A Fishtrap Fellowship covers the cost of the seven-day conference including a five-day writing workshop, readings, activities, panel discussions, and special events. A Fishtrap Fellowship is valued at more than $2,200, but more than that, it is an opportunity for emerging writers to build new friendships and a renewed sense of creative potential in an atmosphere of mentorship and community.

Trinity Herr is a poet and storyteller from the mountains of the Oregon Coast Range. Her first job was baiting hooks, casting poles, and gutting fish for visitors at the pay-to-fish ponds adjoining her family’s roadside diner. A Breadloaf Fellow and Winner of the Madeline DeFrees Prize, Trinity’s writing can be found in High Desert Journal, Modern Huntsman and Sonora Review among others. She currently lives in Missoula where she is pursuing her MFA at the University of Montana.

Melissent Zumwalt is an artist and administrator who lives in Portland, Oregon. She has been recognized as a Best of the Net finalist and a Pushcart Prize nominee. Her written work has appeared in Arkana, Hawaii Pacific Review, Hippocampus, Mud Season Review, Rappahannock Review and elsewhere. Read more at: melissentzumwalt.com

2025 Summer Fishtrap Fellowship Judging Process

Fishtrap staff screen all applications for eligibility then send the writing samples to our preliminary judges, all who were former Fishtrap Fellows and know the importance of this opportunity to emerging writers. A group of 11 finalists were selected from more than 30 applications and sent to the 2025 Fellowship judge, Adam Davis who had the difficult task of narrowing the field of candidates to just two.

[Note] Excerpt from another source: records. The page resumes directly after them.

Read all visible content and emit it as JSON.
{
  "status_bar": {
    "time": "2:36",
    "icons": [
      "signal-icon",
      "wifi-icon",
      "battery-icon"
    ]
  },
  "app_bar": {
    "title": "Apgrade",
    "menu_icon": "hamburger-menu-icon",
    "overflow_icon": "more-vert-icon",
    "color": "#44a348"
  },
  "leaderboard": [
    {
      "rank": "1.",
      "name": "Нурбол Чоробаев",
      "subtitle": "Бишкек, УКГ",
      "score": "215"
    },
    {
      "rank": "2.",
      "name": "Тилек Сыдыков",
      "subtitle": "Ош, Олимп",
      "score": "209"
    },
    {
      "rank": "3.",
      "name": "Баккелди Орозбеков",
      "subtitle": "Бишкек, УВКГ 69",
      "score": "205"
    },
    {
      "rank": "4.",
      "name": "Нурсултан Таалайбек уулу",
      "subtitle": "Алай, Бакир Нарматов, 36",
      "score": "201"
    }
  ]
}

Adam Davis has been the executive director of Oregon Humanities since 2013 and directed the Center for Civic Reflection in Chicago before that. In these jobs, Davis has trained thousands of discussion leaders across the country, facilitated hundreds of community and workplace discussions, moderated onstage conversations with community-builders, office-holders, and authors, and worked on organizational planning, support, and growth. He also writes regularly for Oregon Humanities Magazine (and intermittently for other outlets), hosts Oregon Humanities’ podcast and radio show, The Detour, and has edited books including Taking Action, The Civically Engaged Reader, and Hearing the Call across Traditions. Davis received his PhD from the University of Chicago, and used to lead wilderness trail crews in the Pacific Northwest.